Das umfangreiche Raumprogramm, das neben den schon erwähnten Raumgruppen auch eine Tiefgarage, eine Sporthalle (27 x 45 m) und ein für alle Frankfurter Schulen nutzbares Ruderzentrum beinhaltet, ist auf einer Geschoßfläche von ca. 25.000 m2 untergebracht. Trotz des beachtlichen Volumens von ca. 109.000 m3 umbauten Raumes stellt sich die Schule für den von der Stadtmitte kommenden Besucher bescheiden und unaufdringlich dar. Die mehr als 1.200 Schüler und Schülerinnen, die täglich ihre Schule besuchen, betreten den Gebäudekomplex über ein signifikantes Eingangsplateau. Die großen Flure laufen vorbei an mehreren Innenhöfen auf den Main zu und erlauben immer wieder Ausblicke auf den Fluß. Das erleichtert trotz der differenziert angeordneten Verkehrsflächen die Orientierung im Gebäude und schafft eine Vielzahl von unterschiedlichen Erlebnis- und Begegnungsorten. Sie laden in Freistunden und Pausen zum freien Gespräch; Identifikation mit „meiner“ Schule wird möglich. Die an natürlichen Baustoffen orientierte Wahl der Materialien und die bewußte Vielfarbigkeit unterstreichen dieses Konzept; die Eintönigkeit und Einförmigkeit vieler moderner Großbauten wurde so vermieden.
Die Einrichtung und Ausstattung der Klassenräume, Laborräume, Werkstätten entspricht den hohen Erwartungen eines innovativen Berufszweiges. Sie folgt den neuesten Rahmenrichtlinien und durfte mit ihrem hohen Niveau nicht nur für den öffentlichen Bereich Maßstäbe setzen.

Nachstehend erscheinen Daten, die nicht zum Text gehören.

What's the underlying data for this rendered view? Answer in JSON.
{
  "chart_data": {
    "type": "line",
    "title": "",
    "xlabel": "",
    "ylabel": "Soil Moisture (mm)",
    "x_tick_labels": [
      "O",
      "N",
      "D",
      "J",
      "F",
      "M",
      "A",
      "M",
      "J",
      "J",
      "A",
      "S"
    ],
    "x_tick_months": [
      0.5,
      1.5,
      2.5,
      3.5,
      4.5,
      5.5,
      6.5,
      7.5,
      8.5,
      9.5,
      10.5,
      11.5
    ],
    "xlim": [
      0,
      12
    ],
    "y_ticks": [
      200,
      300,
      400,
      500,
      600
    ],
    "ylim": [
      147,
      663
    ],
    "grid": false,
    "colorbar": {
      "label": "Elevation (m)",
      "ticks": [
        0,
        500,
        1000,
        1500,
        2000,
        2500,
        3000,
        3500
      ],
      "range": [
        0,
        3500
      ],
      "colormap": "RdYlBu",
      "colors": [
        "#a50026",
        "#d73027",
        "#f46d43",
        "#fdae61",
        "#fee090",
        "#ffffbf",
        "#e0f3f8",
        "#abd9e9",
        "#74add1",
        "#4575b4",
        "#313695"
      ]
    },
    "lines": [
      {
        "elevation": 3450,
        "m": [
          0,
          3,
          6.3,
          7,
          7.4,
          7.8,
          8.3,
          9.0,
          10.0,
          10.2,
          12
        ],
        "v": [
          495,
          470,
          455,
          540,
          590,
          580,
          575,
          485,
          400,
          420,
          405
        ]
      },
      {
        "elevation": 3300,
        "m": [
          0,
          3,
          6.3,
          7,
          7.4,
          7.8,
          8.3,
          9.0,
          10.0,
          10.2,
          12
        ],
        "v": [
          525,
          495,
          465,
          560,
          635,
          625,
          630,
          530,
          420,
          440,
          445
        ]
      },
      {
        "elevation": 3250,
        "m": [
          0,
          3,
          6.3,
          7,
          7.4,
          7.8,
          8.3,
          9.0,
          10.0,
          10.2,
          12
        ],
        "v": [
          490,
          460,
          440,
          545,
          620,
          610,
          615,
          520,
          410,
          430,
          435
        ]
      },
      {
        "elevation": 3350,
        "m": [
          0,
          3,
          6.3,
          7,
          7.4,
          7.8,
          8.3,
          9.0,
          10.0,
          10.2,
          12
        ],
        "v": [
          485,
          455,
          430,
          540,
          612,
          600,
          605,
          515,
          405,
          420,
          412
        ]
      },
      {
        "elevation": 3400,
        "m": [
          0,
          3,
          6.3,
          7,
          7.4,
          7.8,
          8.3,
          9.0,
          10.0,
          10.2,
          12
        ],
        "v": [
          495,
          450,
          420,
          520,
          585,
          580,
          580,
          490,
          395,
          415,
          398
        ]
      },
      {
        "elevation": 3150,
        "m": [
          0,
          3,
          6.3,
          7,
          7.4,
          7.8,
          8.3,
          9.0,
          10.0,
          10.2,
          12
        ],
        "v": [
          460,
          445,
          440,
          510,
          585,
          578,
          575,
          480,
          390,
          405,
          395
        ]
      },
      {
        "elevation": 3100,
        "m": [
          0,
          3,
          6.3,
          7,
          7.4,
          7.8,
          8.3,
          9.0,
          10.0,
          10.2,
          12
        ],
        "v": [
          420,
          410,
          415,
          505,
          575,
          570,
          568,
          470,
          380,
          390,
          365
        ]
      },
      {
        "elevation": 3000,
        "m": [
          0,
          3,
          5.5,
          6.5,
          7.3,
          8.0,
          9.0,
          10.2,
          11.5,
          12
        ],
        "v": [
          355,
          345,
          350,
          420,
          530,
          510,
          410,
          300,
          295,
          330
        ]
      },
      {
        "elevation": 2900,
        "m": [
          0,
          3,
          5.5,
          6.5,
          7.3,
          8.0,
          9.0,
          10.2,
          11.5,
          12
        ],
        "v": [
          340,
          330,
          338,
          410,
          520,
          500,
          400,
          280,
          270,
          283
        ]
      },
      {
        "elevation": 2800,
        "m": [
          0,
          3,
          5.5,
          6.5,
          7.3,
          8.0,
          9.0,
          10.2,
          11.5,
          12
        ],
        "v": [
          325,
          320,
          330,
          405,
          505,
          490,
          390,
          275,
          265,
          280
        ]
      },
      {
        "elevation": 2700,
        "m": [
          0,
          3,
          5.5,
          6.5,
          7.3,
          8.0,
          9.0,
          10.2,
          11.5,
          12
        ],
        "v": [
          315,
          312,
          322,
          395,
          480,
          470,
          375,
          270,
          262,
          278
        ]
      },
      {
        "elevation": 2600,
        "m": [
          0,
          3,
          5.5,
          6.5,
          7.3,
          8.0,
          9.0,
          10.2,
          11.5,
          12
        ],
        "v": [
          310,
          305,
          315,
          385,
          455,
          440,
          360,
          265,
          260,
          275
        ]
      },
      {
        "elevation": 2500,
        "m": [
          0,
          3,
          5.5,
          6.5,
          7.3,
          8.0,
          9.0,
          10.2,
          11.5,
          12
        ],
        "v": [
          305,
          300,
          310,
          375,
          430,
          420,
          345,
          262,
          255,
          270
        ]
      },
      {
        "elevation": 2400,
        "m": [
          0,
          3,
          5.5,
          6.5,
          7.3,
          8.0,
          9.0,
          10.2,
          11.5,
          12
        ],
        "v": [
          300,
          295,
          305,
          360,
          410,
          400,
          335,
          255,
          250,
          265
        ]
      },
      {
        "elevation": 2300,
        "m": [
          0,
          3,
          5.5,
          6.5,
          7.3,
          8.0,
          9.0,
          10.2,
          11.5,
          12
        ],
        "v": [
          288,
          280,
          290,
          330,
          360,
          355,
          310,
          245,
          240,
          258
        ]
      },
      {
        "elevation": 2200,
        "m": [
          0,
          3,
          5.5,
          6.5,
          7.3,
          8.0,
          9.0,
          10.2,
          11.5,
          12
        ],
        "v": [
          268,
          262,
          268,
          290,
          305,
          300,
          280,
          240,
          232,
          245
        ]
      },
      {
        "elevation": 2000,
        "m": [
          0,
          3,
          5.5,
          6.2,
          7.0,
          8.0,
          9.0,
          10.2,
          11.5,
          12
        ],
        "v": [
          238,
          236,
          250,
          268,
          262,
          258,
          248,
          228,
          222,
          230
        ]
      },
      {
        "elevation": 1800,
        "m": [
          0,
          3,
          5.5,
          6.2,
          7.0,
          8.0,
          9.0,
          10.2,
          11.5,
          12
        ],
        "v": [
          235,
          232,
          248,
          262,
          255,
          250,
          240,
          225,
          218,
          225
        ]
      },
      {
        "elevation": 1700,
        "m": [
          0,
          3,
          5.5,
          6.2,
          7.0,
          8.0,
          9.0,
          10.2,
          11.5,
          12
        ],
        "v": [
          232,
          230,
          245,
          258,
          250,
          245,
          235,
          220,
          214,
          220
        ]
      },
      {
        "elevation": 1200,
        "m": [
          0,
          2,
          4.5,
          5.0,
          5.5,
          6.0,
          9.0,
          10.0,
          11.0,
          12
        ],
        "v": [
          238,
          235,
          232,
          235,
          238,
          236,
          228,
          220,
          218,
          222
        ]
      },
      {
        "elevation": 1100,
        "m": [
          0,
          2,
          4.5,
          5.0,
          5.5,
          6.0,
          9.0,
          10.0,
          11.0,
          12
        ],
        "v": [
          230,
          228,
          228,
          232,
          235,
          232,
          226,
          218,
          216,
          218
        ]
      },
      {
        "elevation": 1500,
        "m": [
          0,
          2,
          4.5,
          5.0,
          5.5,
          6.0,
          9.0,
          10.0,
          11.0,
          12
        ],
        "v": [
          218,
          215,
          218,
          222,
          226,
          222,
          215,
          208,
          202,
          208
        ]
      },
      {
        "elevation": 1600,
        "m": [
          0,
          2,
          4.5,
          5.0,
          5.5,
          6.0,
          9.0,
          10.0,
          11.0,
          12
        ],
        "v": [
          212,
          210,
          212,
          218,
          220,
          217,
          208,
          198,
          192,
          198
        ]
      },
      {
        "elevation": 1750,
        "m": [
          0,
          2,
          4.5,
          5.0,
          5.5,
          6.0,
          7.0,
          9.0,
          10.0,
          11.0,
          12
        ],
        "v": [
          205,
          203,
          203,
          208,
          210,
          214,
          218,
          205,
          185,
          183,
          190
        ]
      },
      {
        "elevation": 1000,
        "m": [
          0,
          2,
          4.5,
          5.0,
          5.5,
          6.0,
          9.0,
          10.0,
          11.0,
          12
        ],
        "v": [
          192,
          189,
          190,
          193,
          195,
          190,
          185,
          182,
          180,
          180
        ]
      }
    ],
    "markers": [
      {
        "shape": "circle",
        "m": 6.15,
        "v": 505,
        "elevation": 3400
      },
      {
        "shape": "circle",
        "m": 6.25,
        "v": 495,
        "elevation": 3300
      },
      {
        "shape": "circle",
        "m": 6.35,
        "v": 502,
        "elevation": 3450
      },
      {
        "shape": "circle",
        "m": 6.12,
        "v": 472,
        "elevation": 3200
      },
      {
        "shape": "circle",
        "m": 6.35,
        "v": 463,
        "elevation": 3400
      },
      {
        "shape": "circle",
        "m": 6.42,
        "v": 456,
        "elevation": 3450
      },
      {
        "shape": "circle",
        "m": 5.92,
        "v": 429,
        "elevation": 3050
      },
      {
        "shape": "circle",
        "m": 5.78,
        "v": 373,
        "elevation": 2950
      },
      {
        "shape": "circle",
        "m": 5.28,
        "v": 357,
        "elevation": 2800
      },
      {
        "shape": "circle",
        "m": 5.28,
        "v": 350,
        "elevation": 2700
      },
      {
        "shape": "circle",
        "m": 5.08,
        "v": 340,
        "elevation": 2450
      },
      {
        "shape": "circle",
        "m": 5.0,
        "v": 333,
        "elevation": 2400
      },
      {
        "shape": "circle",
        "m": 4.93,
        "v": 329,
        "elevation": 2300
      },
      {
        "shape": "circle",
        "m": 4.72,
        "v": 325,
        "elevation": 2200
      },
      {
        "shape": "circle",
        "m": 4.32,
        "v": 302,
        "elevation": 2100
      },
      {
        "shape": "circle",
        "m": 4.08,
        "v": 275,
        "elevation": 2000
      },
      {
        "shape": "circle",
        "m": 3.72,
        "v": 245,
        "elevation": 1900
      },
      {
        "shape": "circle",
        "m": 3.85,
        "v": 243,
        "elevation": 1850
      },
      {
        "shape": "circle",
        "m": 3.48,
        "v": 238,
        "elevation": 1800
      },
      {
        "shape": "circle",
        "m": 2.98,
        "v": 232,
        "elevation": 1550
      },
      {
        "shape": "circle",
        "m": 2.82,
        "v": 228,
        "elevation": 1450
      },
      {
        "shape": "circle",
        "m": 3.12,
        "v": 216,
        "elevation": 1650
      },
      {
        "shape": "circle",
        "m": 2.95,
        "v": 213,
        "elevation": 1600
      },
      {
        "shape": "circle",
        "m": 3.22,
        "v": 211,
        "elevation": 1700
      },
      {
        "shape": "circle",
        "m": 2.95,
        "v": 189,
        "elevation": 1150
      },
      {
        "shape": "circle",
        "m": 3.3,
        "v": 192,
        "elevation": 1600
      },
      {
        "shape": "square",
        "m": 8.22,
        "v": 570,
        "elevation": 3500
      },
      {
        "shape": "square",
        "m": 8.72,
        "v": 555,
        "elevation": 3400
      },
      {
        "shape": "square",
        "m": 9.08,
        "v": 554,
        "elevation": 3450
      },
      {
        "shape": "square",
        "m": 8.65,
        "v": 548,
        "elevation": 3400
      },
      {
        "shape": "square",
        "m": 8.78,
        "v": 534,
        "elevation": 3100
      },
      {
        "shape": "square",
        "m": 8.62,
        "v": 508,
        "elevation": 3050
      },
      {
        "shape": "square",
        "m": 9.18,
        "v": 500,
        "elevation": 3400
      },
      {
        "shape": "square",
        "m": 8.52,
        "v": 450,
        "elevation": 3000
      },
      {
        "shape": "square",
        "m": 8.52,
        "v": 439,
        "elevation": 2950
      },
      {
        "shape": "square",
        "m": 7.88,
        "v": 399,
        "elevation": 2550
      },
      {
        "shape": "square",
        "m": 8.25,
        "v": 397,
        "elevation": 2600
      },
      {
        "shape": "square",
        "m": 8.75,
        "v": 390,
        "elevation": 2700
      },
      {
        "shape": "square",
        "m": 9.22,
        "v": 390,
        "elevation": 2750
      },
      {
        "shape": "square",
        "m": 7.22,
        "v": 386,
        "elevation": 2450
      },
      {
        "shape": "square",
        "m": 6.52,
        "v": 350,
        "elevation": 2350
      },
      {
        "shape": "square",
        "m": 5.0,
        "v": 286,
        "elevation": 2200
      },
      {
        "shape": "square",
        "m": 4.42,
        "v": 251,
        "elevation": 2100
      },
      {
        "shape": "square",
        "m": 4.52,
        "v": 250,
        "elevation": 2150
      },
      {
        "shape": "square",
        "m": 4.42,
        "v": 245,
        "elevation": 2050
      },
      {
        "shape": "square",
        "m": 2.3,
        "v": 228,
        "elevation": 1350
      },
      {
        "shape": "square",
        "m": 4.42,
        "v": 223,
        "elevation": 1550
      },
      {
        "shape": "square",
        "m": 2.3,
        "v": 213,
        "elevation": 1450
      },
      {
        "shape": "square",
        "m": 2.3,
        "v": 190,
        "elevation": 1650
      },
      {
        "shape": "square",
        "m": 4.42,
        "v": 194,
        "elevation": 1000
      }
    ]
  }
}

Gerade die haustechnische Gebäudeausstattung birgt einige Besonderheiten, die nicht alltäglich sind und als Pilotprojekte zu charakterisieren sind. Zur Energieeinsparung wird die Abwärme des nahegelegenen Kraftwerkes „West“ für die Beheizung der Schule benutzt, mit ökologisch günstigem Nebeneffekt, daß das zur Kühlung des Kraftwerkes benutzte Mainwasser auf einem geringeren Temperaturniveau in den Fluß zurückgeleitet wird.

Eine Photovoltaikanlage versorgt als Versuchsanlage einige Laborräume im Inselbetrieb mit elektrischer Energie.

Eine Besonderheit ganz anderer Art stellt der unternommene Versuch dar, sich erneut dem Thema „Kunst am Bau“, wie es früher hieß, zuzuwenden. Heute sollten wir lieber formulieren: „Kunst im öffentlichen Raum“. Denn Schulen, auch große Berufsschulen, sind Teile von Öffentlichkeit und öffentlichem Bewußtsein und somit auch in die künstlerische und kunstvolle Gestaltung des städtischen Lebensraumes verstärkt einzubeziehen.

Hier wurde erstmals ein neuer Weg zur Auswahl der Kunstwerke beschritten.

Mit der neuen Werner-von-Siemens-Schule wurde ein Schulbau verwirklicht, der in seiner Verbindung von Funktionalität, Technik und Pädagogik der wachsenden Bedeutung der Elektrotechnik für die Gesellschaft gerecht wird. Dieses zukunftsträchtige Konzept und seine umfassende bauliche Realisierung wird für die Gestaltung des Schulbetriebes und die alltäglichen Erfahrungen von Schüler/innen und Lehrern sicherlich eine Bereicherung sein.

Stadträtin Jutta Ebeling
Dezernentin für Schule und Bildung

Stadtrat Hanskarl Protzmann
Baudezernent


Der Magistrat der Stadt Frankfurt am Main: Schriftenreihe des Hochbauamtes zu Bauaufgaben der Stadt Frankfurt am Main. Dezernat Bau Hochbauamt (Hg.)/Dezernat Schule und Bildung (Hg.)/Kuhlendahl, Ulrich/Nieswandt Karin: Werner-von-Siemens-Schule Frankfurt am Main. Frankfurt am Main: 1990, S. 3.